The tents available:
1) All Season - used all year round.
2) Three Season - works best for Spring, Summer, and Fall.
Three Season Tent
3) Four Season - works well in all climates, even in cold weather.
4) One person - light weight and small.
One person, Four Season Tent
5) Family - three to six people.
6) Dome - it is very lightweight for its area. It is usually good in windy conditions.
7) Tarp - they provide sun protection and shelter from rain. Tarps have mesh for bugs and lightweight materials. These are excellent backpacking tents.
If possible, find a store that sells tents, and try out the tent for real. Can you imagine buying a car without taking a test drive? Make sure it doesn't weigh a lot and has enough room for your needs.
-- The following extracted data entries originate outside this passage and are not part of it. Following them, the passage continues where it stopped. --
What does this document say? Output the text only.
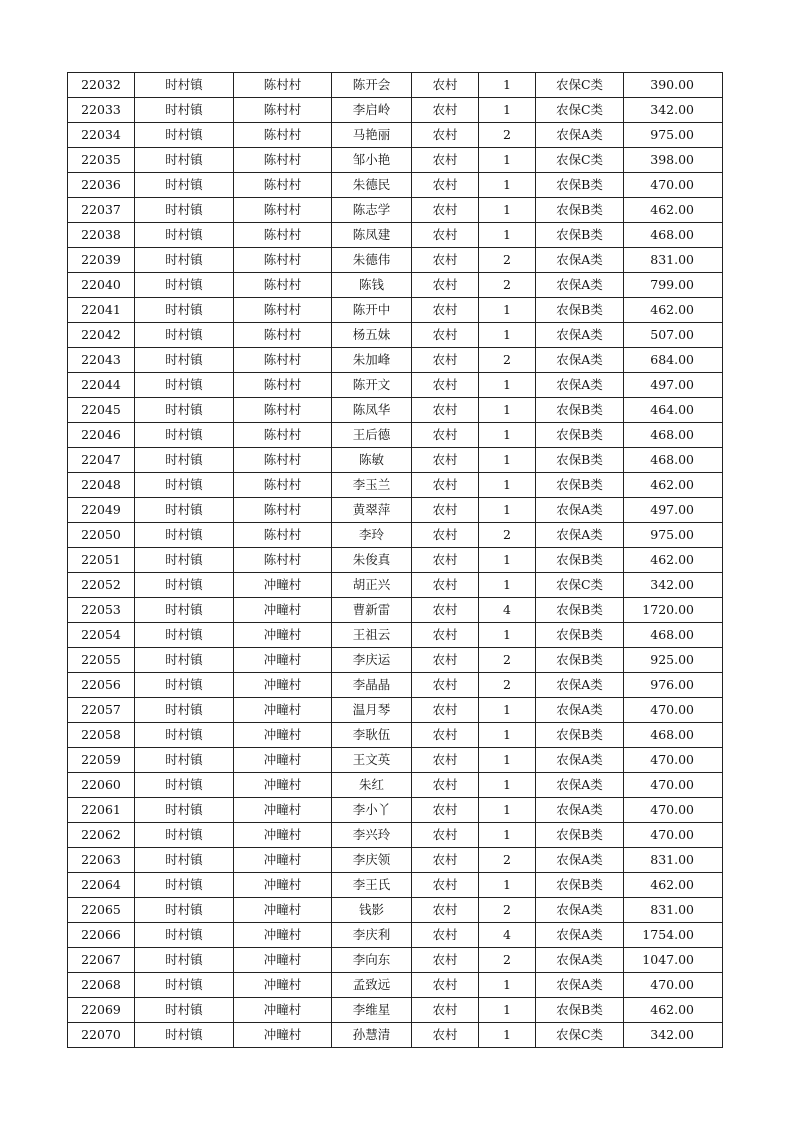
22032	时村镇	陈村村	陈开会	农村	1	农保C类	390.00
22033	时村镇	陈村村	李启岭	农村	1	农保C类	342.00
22034	时村镇	陈村村	马艳丽	农村	2	农保A类	975.00
22035	时村镇	陈村村	邹小艳	农村	1	农保C类	398.00
22036	时村镇	陈村村	朱德民	农村	1	农保B类	470.00
22037	时村镇	陈村村	陈志学	农村	1	农保B类	462.00
22038	时村镇	陈村村	陈凤建	农村	1	农保B类	468.00
22039	时村镇	陈村村	朱德伟	农村	2	农保A类	831.00
22040	时村镇	陈村村	陈钱	农村	2	农保A类	799.00
22041	时村镇	陈村村	陈开中	农村	1	农保B类	462.00
22042	时村镇	陈村村	杨五妹	农村	1	农保A类	507.00
22043	时村镇	陈村村	朱加峰	农村	2	农保A类	684.00
22044	时村镇	陈村村	陈开文	农村	1	农保A类	497.00
22045	时村镇	陈村村	陈凤华	农村	1	农保B类	464.00
22046	时村镇	陈村村	王后德	农村	1	农保B类	468.00
22047	时村镇	陈村村	陈敏	农村	1	农保B类	468.00
22048	时村镇	陈村村	李玉兰	农村	1	农保B类	462.00
22049	时村镇	陈村村	黄翠萍	农村	1	农保A类	497.00
22050	时村镇	陈村村	李玲	农村	2	农保A类	975.00
22051	时村镇	陈村村	朱俊真	农村	1	农保B类	462.00
22052	时村镇	冲疃村	胡正兴	农村	1	农保C类	342.00
22053	时村镇	冲疃村	曹新雷	农村	4	农保B类	1720.00
22054	时村镇	冲疃村	王祖云	农村	1	农保B类	468.00
22055	时村镇	冲疃村	李庆运	农村	2	农保B类	925.00
22056	时村镇	冲疃村	李晶晶	农村	2	农保A类	976.00
22057	时村镇	冲疃村	温月琴	农村	1	农保A类	470.00
22058	时村镇	冲疃村	李耿伍	农村	1	农保B类	468.00
22059	时村镇	冲疃村	王文英	农村	1	农保A类	470.00
22060	时村镇	冲疃村	朱红	农村	1	农保A类	470.00
22061	时村镇	冲疃村	李小丫	农村	1	农保A类	470.00
22062	时村镇	冲疃村	李兴玲	农村	1	农保B类	470.00
22063	时村镇	冲疃村	李庆领	农村	2	农保A类	831.00
22064	时村镇	冲疃村	李王氏	农村	1	农保B类	462.00
22065	时村镇	冲疃村	钱影	农村	2	农保A类	831.00
22066	时村镇	冲疃村	李庆利	农村	4	农保A类	1754.00
22067	时村镇	冲疃村	李向东	农村	2	农保A类	1047.00
22068	时村镇	冲疃村	孟致远	农村	1	农保A类	470.00
22069	时村镇	冲疃村	李维星	农村	1	农保B类	462.00
22070	时村镇	冲疃村	孙慧清	农村	1	农保C类	342.00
You will be carrying the tent on your back so weight is very important.
Tents can weigh from two to six pounds depending on the dimensions. A lighter tent can mean a tight fit. Make sure you get a large enough tent. Better to have a larger tent than one that is too small.
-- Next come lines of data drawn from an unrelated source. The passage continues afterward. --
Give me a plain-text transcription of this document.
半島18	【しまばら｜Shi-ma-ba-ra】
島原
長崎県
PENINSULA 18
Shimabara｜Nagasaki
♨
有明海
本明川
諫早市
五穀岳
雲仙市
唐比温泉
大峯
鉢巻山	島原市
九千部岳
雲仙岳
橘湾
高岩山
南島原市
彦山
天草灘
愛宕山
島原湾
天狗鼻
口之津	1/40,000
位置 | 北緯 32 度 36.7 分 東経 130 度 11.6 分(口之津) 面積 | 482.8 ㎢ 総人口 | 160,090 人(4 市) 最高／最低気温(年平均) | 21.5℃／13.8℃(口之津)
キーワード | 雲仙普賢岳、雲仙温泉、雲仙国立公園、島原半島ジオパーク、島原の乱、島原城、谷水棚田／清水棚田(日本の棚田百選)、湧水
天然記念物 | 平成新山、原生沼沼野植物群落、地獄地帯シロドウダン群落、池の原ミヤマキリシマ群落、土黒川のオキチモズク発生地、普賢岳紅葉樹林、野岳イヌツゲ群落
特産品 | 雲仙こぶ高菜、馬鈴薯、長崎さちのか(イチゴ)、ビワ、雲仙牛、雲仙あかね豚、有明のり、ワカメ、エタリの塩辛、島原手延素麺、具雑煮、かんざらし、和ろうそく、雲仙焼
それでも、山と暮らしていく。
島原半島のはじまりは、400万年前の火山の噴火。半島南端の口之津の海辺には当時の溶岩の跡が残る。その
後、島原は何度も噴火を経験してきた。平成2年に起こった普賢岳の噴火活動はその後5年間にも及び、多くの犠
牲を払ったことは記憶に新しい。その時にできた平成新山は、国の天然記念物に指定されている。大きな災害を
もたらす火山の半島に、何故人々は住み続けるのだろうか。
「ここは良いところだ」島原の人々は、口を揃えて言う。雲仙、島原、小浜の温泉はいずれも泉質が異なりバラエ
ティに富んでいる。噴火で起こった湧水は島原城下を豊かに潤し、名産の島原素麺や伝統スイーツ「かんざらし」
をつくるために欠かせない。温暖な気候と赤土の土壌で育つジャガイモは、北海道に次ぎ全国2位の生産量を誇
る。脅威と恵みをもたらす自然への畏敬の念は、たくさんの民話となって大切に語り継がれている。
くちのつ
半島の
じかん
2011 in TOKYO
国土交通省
What can you afford to pay? If you hike a lot, are concerned about weight and features, pay more. If you don't hike frequently, or very far, pay for a lower price range tent.
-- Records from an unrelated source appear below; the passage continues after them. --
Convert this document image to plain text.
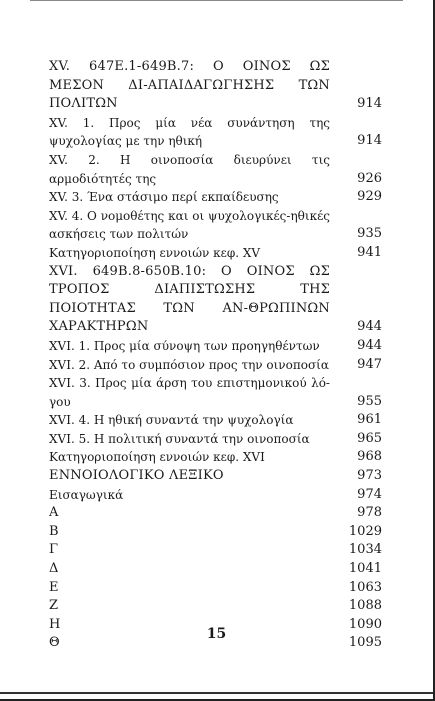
XV. 647E.1-649B.7: Ο ΟΙΝΟΣ ΩΣ ΜΕΣΟΝ ΔΙ-ΑΠΑΙΔΑΓΩΓΗΣΗΣ ΤΩΝ ΠΟΛΙΤΩΝ	914
XV. 1. Προς μία νέα συνάντηση της ψυχολογίας με την ηθική	914
XV. 2. Η οινοποσία διευρύνει τις αρμοδιότητές της	926
XV. 3. Ένα στάσιμο περί εκπαίδευσης	929
XV. 4. Ο νομοθέτης και οι ψυχολογικές-ηθικές ασκήσεις των πολιτών	935
Κατηγοριοποίηση εννοιών κεφ. XV	941
XVI. 649B.8-650B.10: Ο ΟΙΝΟΣ ΩΣ ΤΡΟΠΟΣ ΔΙΑΠΙΣΤΩΣΗΣ ΤΗΣ ΠΟΙΟΤΗΤΑΣ ΤΩΝ ΑΝ-ΘΡΩΠΙΝΩΝ ΧΑΡΑΚΤΗΡΩΝ	944
XVI. 1. Προς μία σύνοψη των προηγηθέντων	944
XVI. 2. Από το συμπόσιον προς την οινοποσία	947
XVI. 3. Προς μία άρση του επιστημονικού λό-γου	955
XVI. 4. Η ηθική συναντά την ψυχολογία	961
XVI. 5. Η πολιτική συναντά την οινοποσία	965
Κατηγοριοποίηση εννοιών κεφ. XVI	968
ΕΝΝΟΙΟΛΟΓΙΚΟ ΛΕΞΙΚΟ	973
Εισαγωγικά	974
Α	978
Β	1029
Γ	1034
Δ	1041
Ε	1063
Ζ	1088
Η	1090
Θ	1095
15
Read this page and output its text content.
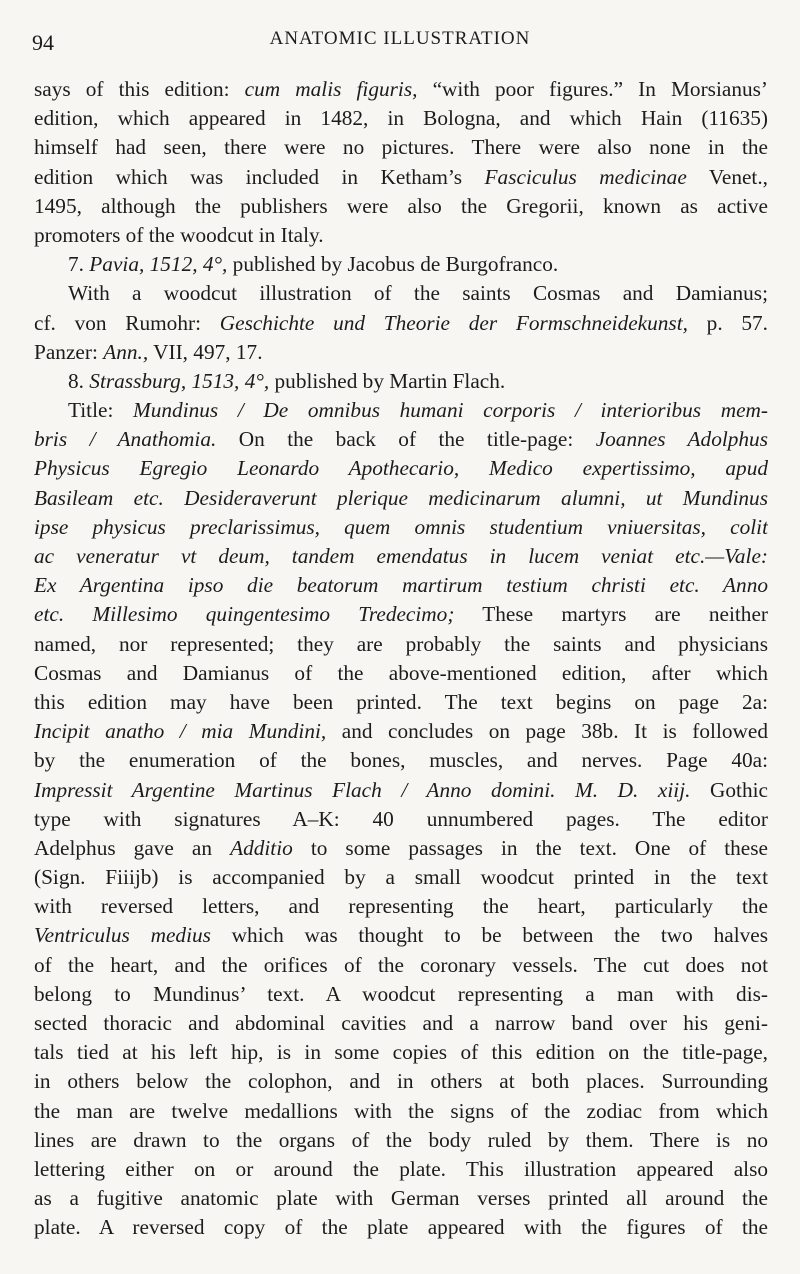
94	ANATOMIC ILLUSTRATION
says of this edition: cum malis figuris, “with poor figures.” In Morsianus’
edition, which appeared in 1482, in Bologna, and which Hain (11635)
himself had seen, there were no pictures. There were also none in the
edition which was included in Ketham’s Fasciculus medicinae Venet.,
1495, although the publishers were also the Gregorii, known as active
promoters of the woodcut in Italy.
7. Pavia, 1512, 4°, published by Jacobus de Burgofranco.
With a woodcut illustration of the saints Cosmas and Damianus;
cf. von Rumohr: Geschichte und Theorie der Formschneidekunst, p. 57.
Panzer: Ann., VII, 497, 17.
8. Strassburg, 1513, 4°, published by Martin Flach.
Title: Mundinus / De omnibus humani corporis / interioribus mem-
bris / Anathomia. On the back of the title-page: Joannes Adolphus
Physicus Egregio Leonardo Apothecario, Medico expertissimo, apud
Basileam etc. Desideraverunt plerique medicinarum alumni, ut Mundinus
ipse physicus preclarissimus, quem omnis studentium vniuersitas, colit
ac veneratur vt deum, tandem emendatus in lucem veniat etc.—Vale:
Ex Argentina ipso die beatorum martirum testium christi etc. Anno
etc. Millesimo quingentesimo Tredecimo; These martyrs are neither
named, nor represented; they are probably the saints and physicians
Cosmas and Damianus of the above-mentioned edition, after which
this edition may have been printed. The text begins on page 2a:
Incipit anatho / mia Mundini, and concludes on page 38b. It is followed
by the enumeration of the bones, muscles, and nerves. Page 40a:
Impressit Argentine Martinus Flach / Anno domini. M. D. xiij. Gothic
type with signatures A–K: 40 unnumbered pages. The editor
Adelphus gave an Additio to some passages in the text. One of these
(Sign. Fiiijb) is accompanied by a small woodcut printed in the text
with reversed letters, and representing the heart, particularly the
Ventriculus medius which was thought to be between the two halves
of the heart, and the orifices of the coronary vessels. The cut does not
belong to Mundinus’ text. A woodcut representing a man with dis-
sected thoracic and abdominal cavities and a narrow band over his geni-
tals tied at his left hip, is in some copies of this edition on the title-page,
in others below the colophon, and in others at both places. Surrounding
the man are twelve medallions with the signs of the zodiac from which
lines are drawn to the organs of the body ruled by them. There is no
lettering either on or around the plate. This illustration appeared also
as a fugitive anatomic plate with German verses printed all around the
plate. A reversed copy of the plate appeared with the figures of the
The three season tent is the most popular tent. It is best for Spring, Summer and Fall, is usually light weight, and has mesh.
Tent Has Mesh Doors
If you will be doing Winter hiking or mountain backpacking, get a four season tent. You won't freeze to death and it is more substantial and can withstand high winds!
You may want a tent with two doors. This way when someone enters and exits, they won't disturb the others. You may not be able to get this on a one person tent.
Tent With Two Doors
Vestibules are sections of a tent's rainfly that create a dry area outside your tent for footwear and gear. They vary in size. Look for high square foot numbers.
Most tents are freestanding. This results in a fast setup and the tents are simple to move, just lift them by their poles and move to a new location.
The more pole sections a tent has, the more complex its setup may appear, but after a couple of setups, the setup of a backpacking tent becomes almost automatic.
Practice at home before your first hike. Tent setup can appear difficult on the first attempt. It's easier to understand setup steps when you're not pressured by an approaching storm or setting sun.
For many, this is enough information to get the best tent backpacking gear. Tent technology is improving all the time to give us tents at lower cost, bigger with lighter weight. Have lots of fun and remember to stay on the trail!